KPI 3: Accuracy of KI for DT
Accuracy of ML model trained with hand labeled data: 82.11%
Accuracy of Knowledge Model: 70.50%
Accuracy of ML model trained with data labeled by Knowledge
Model: 82.33%
KPI 4: Accuracy of DT Refinement (Strong KF)
Accuracy of KI model with strong KF: 82.33%
Note: Same accuracy as without refinement because Strong KF did
not find any necessary correction
13. Lessons learnt
NGSI Translator: Valuable tool for extracting knowledge from raw data, allows for more flexibility
(NGSIv2, NGSI-LD). You can find the translator at
https://github.com/ScorpioBroker/ScorpioBroker/tree/feature-82/NGSILDTools/NGSILDTranslator
KAFKA NGSI-LD Integration: Kafka is a good choice as it is wide spread and has excellent performance.
Recommendation: use key on Kafka messages so an identifier is attached to the data.
Digital Factories Data: Data heterogeneity between factories is still very high.
Opportunity: tools/techniques to join data from different factories are valuable and needed!

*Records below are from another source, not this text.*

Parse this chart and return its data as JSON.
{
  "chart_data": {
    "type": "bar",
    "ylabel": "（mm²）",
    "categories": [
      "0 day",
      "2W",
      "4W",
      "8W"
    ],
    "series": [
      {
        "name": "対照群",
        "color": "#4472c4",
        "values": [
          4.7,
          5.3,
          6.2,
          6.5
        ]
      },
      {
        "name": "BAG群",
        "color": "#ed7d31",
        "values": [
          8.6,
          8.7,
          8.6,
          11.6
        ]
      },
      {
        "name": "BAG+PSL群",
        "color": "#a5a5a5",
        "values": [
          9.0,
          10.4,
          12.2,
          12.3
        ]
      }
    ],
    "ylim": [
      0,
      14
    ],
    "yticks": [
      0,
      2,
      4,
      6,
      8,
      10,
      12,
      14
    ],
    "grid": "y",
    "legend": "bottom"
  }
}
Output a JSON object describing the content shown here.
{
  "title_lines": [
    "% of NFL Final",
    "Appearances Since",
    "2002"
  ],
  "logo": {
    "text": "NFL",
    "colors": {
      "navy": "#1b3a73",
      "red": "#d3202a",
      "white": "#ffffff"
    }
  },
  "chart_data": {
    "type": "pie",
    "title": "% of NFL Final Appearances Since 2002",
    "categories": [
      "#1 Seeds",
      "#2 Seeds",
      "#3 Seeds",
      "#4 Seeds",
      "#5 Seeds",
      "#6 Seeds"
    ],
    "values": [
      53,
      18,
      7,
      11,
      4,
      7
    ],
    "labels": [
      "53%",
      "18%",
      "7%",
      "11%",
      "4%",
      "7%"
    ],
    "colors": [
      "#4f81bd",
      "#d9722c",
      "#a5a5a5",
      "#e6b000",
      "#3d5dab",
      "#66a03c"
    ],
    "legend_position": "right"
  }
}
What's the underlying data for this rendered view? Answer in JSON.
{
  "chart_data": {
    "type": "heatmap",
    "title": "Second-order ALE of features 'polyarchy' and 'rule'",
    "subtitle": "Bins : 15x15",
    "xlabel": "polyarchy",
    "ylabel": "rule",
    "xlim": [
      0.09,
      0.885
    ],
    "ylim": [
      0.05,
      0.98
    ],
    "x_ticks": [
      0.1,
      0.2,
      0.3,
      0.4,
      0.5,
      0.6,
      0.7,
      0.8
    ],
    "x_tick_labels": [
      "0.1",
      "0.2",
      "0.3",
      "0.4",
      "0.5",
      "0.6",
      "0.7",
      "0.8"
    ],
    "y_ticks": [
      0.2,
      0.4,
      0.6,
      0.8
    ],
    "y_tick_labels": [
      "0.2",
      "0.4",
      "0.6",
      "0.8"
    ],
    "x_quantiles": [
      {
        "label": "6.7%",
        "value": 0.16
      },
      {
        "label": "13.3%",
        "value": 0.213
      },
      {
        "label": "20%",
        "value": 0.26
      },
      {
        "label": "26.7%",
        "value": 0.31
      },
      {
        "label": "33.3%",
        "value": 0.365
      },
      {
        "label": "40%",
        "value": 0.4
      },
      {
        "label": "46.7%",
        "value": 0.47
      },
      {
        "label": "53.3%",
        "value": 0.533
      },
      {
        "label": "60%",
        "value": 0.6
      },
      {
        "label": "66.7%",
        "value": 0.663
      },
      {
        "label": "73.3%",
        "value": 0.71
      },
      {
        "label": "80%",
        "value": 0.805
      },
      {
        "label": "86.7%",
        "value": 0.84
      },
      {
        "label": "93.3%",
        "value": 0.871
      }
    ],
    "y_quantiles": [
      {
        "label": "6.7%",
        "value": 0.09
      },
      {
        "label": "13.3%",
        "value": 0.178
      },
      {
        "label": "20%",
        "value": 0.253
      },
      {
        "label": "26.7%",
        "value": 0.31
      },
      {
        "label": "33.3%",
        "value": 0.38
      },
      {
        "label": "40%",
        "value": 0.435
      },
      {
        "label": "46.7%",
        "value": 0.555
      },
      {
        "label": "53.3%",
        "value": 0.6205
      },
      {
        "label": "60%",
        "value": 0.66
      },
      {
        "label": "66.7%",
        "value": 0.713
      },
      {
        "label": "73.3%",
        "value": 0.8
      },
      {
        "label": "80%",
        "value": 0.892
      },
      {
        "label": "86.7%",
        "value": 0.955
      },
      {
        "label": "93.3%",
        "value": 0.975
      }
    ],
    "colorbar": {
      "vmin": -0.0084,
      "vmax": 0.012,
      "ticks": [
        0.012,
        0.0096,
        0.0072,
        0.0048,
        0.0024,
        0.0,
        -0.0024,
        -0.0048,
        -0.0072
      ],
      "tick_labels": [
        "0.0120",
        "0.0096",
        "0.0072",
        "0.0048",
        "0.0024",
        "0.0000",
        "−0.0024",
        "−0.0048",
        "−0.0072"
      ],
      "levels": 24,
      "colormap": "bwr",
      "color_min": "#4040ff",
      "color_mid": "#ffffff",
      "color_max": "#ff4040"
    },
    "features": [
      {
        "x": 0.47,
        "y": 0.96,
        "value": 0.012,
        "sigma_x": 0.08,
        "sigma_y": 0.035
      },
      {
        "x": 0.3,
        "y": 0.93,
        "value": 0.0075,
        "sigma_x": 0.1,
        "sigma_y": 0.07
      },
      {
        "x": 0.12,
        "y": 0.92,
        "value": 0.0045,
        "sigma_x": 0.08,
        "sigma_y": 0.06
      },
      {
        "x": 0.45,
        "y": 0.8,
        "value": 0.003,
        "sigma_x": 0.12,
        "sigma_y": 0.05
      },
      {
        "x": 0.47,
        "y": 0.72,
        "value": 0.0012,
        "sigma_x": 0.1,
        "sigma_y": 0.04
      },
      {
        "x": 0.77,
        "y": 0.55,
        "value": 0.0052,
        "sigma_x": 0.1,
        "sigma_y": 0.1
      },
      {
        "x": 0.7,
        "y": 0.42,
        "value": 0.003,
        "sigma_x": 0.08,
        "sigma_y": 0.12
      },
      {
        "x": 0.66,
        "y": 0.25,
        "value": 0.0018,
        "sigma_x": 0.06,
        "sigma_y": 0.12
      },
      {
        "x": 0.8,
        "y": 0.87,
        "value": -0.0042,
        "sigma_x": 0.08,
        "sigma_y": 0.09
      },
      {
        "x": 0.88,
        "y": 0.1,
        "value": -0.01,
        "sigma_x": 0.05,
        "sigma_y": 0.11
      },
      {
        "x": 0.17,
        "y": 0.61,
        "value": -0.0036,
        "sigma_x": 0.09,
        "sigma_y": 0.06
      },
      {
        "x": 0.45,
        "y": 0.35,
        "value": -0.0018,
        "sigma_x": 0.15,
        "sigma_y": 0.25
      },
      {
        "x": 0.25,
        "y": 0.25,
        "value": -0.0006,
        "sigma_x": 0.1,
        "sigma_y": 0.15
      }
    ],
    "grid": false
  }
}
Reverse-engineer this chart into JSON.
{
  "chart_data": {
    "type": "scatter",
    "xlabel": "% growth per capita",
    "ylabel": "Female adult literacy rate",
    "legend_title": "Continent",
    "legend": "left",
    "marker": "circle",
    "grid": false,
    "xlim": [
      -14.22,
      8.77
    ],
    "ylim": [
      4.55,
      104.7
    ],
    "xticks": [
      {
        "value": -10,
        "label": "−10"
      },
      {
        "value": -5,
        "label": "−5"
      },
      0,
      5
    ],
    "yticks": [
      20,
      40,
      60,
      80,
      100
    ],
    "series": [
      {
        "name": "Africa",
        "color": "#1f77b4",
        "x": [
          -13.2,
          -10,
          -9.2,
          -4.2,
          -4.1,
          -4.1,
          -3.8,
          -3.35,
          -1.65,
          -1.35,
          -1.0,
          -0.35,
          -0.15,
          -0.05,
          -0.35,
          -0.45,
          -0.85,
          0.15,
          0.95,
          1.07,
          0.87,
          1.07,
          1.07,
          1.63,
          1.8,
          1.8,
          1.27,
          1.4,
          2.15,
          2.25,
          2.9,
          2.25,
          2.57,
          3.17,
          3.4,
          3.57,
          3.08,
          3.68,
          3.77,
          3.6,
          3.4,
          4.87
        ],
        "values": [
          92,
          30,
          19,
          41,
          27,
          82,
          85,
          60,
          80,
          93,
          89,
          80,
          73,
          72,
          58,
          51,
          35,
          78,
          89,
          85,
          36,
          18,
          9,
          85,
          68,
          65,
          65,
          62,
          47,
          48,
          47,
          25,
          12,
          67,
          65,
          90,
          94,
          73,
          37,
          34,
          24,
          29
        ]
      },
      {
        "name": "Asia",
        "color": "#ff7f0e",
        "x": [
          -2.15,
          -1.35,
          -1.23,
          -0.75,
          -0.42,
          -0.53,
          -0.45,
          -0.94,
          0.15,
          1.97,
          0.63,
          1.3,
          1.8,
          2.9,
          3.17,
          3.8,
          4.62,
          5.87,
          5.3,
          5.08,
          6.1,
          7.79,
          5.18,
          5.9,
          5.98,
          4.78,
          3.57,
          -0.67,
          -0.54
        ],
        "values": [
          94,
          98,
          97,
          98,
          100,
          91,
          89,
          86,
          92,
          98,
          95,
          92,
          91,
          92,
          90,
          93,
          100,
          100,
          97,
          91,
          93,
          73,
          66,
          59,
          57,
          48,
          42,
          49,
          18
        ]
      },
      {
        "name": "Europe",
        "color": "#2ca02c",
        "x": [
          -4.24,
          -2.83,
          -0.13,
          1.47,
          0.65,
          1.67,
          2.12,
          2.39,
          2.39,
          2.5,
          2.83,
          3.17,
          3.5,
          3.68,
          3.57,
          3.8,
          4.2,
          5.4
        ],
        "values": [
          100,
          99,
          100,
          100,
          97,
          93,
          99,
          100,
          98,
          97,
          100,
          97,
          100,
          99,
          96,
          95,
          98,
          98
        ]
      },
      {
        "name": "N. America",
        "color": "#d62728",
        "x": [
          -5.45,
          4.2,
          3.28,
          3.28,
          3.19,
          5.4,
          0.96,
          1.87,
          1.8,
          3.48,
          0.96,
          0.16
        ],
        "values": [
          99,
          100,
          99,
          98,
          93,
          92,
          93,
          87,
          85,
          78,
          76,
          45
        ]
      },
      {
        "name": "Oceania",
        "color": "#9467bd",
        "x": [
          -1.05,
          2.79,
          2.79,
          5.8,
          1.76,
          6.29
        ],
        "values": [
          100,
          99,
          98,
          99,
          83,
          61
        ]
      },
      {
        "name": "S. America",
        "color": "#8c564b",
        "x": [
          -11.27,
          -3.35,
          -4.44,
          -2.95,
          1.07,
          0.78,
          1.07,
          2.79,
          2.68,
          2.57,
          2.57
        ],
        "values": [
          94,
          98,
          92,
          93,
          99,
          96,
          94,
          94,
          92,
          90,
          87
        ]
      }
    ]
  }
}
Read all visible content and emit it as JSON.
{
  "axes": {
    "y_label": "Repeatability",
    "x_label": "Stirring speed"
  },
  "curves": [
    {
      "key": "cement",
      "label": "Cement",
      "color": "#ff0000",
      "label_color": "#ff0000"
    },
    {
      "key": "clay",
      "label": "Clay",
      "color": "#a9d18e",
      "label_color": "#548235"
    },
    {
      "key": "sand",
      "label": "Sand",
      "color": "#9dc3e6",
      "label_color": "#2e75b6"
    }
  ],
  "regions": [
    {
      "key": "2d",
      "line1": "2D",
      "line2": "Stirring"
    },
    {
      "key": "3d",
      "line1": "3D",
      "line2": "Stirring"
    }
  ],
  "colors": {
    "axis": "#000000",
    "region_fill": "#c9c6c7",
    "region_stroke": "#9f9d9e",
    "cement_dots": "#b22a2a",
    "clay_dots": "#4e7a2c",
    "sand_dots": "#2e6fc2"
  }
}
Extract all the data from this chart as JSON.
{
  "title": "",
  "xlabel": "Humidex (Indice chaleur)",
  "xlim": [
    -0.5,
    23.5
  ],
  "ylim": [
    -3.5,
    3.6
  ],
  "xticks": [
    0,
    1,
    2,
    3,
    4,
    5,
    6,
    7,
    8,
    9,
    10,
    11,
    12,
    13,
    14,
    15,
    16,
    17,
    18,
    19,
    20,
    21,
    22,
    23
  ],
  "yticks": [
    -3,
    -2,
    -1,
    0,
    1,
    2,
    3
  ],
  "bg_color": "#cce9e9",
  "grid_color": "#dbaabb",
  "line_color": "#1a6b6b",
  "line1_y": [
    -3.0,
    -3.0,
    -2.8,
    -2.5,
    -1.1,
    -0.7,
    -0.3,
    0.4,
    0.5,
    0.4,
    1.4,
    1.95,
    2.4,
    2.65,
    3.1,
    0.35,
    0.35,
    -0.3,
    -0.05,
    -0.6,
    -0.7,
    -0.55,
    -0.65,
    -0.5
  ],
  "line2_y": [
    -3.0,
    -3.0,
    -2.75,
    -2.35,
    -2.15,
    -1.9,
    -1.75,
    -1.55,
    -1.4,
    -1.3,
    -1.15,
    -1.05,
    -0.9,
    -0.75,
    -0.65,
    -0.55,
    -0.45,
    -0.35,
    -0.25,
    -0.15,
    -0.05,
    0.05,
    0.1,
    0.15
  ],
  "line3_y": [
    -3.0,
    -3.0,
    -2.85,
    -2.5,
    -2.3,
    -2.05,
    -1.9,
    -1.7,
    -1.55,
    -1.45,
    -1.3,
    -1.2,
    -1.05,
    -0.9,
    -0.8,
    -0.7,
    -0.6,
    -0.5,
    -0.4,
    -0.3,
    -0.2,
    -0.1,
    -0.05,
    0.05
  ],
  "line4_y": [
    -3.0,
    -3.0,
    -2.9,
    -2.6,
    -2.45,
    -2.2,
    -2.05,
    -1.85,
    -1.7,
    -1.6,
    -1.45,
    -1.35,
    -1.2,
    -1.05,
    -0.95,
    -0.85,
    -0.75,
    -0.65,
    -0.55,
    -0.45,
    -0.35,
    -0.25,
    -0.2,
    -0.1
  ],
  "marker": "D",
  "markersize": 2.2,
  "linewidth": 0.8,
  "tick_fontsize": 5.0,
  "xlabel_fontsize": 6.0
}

Recommendation: it’s beneficial to publish example data from MIDIH factories.
Knowledge Infusion: it enabled us to train a classifier with no manually labeled data, achieving high
accuracy. KI shows great potential to reduce effort of creating ML models.
KI, ML models’ performance and execution in FogFlow: Models achieved good accuracy but we
believe this can be further improved.